Restaurateurs hoping to open in the city are almost guaranteed a challenge to their liquor licenses. Neighborhood associations want assurances that these bars won't become nuisances, or that they won't otherwise detract from the quality of life.
Oppositions to liquor licenses in most suburban towns are rare - rarer still if they're not in the heart of a residential neighborhood.
Consider The Saint James, an American restaurant planned for Suburban Square in Ardmore. It'll take over the Victoria's Secret.
Restaurateurs Rob Wasserman and Michael Schulson got the blessing of Kimco Realty, which operates Suburban Square, as well as the Lower Merion Township commissioners.

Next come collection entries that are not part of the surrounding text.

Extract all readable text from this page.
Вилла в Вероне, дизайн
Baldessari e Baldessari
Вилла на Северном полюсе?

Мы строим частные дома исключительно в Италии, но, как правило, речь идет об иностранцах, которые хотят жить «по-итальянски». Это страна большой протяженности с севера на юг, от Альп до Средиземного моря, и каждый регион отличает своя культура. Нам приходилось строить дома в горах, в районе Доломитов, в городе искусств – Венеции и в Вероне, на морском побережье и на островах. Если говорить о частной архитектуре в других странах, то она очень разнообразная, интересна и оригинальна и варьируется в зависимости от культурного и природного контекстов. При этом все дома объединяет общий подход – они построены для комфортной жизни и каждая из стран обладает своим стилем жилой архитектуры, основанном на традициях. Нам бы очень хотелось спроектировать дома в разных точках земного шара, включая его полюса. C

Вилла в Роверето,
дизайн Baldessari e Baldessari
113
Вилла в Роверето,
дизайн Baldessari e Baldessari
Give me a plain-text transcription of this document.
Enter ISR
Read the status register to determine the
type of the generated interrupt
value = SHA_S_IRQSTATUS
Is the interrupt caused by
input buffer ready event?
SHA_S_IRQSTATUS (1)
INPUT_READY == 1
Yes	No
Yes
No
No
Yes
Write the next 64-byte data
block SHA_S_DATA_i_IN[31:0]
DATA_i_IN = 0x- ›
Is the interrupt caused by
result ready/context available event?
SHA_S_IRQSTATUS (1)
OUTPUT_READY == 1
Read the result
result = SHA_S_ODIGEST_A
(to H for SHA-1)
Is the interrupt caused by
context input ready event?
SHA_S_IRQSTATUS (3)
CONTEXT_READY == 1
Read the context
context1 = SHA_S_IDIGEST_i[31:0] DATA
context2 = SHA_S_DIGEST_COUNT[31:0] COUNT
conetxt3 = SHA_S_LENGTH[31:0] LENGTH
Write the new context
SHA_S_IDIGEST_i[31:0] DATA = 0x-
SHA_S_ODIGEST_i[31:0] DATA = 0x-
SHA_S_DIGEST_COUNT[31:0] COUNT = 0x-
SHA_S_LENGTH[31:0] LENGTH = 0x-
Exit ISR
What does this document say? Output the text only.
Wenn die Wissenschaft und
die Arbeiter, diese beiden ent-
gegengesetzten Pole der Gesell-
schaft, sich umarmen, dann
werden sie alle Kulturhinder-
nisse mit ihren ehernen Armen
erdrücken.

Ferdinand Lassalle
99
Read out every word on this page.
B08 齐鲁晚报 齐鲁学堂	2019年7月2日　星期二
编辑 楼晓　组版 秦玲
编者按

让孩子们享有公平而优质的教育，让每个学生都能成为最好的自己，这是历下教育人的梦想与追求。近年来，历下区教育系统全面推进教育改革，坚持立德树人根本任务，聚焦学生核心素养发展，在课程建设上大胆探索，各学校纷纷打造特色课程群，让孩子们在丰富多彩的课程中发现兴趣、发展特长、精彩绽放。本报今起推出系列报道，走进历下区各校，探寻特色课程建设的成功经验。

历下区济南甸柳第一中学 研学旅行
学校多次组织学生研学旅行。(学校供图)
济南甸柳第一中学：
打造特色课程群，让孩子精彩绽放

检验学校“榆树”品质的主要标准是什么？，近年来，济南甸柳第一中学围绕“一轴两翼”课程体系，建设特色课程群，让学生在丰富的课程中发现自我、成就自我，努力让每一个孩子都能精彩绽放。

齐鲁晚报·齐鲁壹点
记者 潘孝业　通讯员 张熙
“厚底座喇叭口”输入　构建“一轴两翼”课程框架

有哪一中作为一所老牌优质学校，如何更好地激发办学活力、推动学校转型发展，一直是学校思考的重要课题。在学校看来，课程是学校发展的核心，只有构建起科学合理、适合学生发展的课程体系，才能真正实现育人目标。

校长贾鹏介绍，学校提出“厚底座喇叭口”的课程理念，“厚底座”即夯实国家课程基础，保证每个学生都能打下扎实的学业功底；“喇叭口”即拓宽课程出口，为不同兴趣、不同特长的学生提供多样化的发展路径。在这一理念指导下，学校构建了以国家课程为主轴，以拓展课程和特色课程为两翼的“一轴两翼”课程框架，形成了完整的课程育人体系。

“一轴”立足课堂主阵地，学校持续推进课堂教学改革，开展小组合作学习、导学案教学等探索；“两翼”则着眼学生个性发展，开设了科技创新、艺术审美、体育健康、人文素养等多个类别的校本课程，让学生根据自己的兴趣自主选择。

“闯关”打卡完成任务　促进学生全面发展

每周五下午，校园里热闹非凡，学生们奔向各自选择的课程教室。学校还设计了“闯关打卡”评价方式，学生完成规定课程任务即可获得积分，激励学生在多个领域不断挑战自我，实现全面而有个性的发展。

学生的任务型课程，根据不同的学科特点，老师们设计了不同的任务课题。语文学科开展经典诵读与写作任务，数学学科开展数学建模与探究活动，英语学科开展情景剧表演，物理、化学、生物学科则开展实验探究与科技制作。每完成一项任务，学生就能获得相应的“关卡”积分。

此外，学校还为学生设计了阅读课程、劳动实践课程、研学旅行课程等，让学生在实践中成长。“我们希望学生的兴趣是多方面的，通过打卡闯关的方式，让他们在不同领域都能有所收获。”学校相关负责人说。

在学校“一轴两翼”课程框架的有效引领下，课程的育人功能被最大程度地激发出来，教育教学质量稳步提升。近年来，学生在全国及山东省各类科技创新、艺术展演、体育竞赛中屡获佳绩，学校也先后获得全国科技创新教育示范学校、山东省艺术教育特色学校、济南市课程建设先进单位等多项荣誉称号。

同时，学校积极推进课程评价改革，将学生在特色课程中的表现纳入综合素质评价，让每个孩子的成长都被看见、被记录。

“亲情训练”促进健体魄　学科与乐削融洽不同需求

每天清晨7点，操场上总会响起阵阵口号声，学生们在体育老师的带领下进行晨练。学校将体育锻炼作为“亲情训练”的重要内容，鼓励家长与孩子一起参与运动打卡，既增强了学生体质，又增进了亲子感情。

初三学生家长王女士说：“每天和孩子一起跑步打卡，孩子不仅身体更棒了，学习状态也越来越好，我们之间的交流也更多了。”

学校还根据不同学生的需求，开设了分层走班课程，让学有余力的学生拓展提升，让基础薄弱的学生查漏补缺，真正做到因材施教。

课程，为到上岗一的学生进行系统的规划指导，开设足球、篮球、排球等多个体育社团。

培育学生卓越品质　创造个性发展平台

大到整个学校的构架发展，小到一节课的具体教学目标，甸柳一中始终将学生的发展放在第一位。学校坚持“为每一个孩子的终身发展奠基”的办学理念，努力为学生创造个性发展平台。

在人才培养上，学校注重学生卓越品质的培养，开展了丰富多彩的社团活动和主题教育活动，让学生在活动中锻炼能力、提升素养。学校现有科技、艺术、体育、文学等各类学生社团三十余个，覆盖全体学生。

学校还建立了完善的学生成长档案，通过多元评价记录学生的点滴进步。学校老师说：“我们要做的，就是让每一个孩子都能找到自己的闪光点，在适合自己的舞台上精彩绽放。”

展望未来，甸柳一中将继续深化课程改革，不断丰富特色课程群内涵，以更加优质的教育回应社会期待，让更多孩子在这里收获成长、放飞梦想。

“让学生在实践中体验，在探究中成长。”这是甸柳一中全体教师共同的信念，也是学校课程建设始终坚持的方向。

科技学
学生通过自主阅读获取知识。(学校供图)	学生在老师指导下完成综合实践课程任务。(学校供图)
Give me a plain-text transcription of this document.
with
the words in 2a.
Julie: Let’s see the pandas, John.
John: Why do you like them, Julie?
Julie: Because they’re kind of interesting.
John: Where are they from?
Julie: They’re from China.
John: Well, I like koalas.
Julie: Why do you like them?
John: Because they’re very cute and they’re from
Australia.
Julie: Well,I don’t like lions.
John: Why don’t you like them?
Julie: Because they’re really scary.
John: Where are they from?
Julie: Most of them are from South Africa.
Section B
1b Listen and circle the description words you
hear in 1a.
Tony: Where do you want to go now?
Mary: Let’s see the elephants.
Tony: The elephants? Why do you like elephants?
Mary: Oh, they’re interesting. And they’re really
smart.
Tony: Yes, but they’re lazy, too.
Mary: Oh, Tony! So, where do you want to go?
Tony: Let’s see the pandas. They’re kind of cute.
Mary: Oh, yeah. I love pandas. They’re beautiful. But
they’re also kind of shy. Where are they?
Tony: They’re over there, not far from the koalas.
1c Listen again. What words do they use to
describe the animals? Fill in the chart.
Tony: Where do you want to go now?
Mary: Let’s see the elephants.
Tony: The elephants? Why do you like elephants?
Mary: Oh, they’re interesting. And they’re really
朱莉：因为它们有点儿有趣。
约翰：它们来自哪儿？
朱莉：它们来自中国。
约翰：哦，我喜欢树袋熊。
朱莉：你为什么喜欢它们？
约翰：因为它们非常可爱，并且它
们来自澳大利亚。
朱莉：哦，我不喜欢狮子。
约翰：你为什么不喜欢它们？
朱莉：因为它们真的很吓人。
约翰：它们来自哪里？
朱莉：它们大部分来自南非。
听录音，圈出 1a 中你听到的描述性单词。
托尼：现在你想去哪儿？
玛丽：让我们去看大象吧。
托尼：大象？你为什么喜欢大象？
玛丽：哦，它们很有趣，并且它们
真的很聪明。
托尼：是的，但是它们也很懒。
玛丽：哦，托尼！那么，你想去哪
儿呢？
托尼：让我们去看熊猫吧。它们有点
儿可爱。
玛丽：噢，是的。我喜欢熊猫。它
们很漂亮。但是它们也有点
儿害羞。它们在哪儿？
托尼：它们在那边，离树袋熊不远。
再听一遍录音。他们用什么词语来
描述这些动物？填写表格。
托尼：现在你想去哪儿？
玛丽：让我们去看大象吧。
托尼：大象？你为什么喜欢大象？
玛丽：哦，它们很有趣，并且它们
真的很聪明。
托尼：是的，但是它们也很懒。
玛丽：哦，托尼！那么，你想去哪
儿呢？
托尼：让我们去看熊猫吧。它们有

But I see that they have one opponent, whose petition before the state Liquor Control Board may delay the project a month, pending a hearing: It's David Mantelmacher, who's owned the restaurant Plate in Suburban Square for nearly nine years.
To Mantelmacher, it's about congestion. "We've had parking issues at Suburban Square, and I want to make sure they're resolved," he said, denying that he's trying to stick it to a new competitor. "There's not enough parking, especially during the day. Unless they can build a lot, I don't know how they accommodate any more cars." He cites the Apple store for sucking up a lot of spaces.
When customers can't park, Mantelmacher says, they'll go elsewhere to eat. "The mouths are perishable," he said.
Kimco's Nina Rogers, noting that the Saint James plans to offer valet: "It is a busy shopping center, which is a great problem." As for a parking problem, she added: "That's David's opinion."
The odd twist is that many city restaurateurs - such as Wasserman (Rouge) and Schulson (Sampan) - yearn for the relative simplicity of operating in the suburbs, away from the city bureaucracy and parking hassles.
Wasserman said: "Though we are surprised and disappointed by the decision of Plate’s ownership to petition against us for the use of liquor, Michael and I are 100 percent committed to move forward as planned and deeply touched by the overwhelming support by the township and the community. We are very excited to become a part of the neighborhood."